A small, light package holding a reasonable-gauge translucent plastic tarp with sorta-reinforced grommets on the edge. This will never take the place of a big roll of plastic painter’s tarp, but it only costs a buck, and you can slip an extra one in almost anywhere. The packaging makes a decent (cold liquid) drinking cup.
You need to go to an old-school hardware store or online to get these. About $3 apiece. They have been replaced in most kitchen stores by plastic junk, cast aluminum is better. You’re not going to use it to shell and de-vein shrimp, unless you’re REALLY lucky. Round down the sharp point with a file and some emery cloth and you now have a tool that old-time mariners called a ‘marlinspike”. Any time you need to deal with tangled, fouled, knotted, wet, nasty cordage, it is absolutely priceless. It is used to pry open knots or as leverage to tighten seizings without fraying or cutting the rope. I actually prefer the shrimp tool to the marlinspikes on my rigger’s knives.
We all secretly (or not so secretly) love playing Billy Bad*ss and tossing Spetznaz entrenching shovels into the ends of big logs on camping trips. Ever try to actually dig a hole with one without a good supply of analgesic meds? It’s painful. A ‘real’ small shovel will fit in nearly any vehicle, and costs about $12. (Often on sale 2 for $14 at Sportsmansguide). If you live in snow, mud or sand country, a “kiddy-size” snow shovel is not a bad thing to have stashed in the vehicle, either.

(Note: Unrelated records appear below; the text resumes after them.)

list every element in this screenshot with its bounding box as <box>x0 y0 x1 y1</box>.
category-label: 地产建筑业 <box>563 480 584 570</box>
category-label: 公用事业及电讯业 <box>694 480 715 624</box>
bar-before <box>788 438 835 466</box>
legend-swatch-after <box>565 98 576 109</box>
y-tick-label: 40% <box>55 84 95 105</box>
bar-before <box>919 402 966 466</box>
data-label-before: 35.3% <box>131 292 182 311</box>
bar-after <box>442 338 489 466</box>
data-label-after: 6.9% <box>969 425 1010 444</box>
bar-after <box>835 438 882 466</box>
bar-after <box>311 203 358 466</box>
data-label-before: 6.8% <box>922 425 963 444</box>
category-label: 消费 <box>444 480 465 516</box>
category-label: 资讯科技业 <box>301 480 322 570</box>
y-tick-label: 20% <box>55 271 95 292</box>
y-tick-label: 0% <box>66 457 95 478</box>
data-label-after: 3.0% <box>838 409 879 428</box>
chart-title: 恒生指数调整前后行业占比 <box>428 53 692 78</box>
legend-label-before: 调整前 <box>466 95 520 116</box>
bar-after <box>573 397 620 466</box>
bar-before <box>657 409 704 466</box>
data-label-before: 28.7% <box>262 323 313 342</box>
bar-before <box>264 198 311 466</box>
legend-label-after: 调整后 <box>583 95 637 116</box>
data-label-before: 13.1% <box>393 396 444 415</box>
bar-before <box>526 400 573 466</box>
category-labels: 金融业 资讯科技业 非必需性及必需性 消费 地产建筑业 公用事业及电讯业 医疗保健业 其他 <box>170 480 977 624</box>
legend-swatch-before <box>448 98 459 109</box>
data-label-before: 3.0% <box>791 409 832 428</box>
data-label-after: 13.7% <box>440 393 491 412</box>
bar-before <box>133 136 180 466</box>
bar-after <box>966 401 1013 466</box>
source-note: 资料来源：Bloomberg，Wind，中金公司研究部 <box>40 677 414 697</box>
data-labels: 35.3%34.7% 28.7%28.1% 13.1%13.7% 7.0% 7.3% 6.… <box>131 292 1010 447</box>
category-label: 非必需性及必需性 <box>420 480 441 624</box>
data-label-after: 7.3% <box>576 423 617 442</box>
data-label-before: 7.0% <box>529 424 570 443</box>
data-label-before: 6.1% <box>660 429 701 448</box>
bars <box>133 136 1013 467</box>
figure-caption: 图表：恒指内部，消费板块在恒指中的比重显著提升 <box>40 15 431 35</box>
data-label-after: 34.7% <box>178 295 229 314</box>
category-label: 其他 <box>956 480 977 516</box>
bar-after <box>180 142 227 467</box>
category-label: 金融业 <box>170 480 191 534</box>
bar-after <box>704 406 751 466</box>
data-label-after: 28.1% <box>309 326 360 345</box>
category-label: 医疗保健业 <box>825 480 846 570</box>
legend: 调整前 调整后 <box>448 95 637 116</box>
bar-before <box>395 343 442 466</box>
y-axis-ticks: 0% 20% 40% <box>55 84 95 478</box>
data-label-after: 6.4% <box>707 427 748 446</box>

Put it where you can reach it with your strong hand and find by touch in your vehicle. The first funeral I ever attended was my best friend’s uncle’s, a NYC cop who broke his old wood nightstick trying to move a steering wheel and window in a wrecked and burning patrol car. We all started carrying ‘old school’ lug wrenches or crowbars by the driver’s seat, and I still do, 40+ years later. Mine mostly is used as a campfire poker, but it has pried apart locked bumpers, served as a visual ‘attitude adjuster’, helped demolish an old barn and helped move a stack of rack-mount computer servers that someone had not actually rack-mounted. Don’t leave home without it.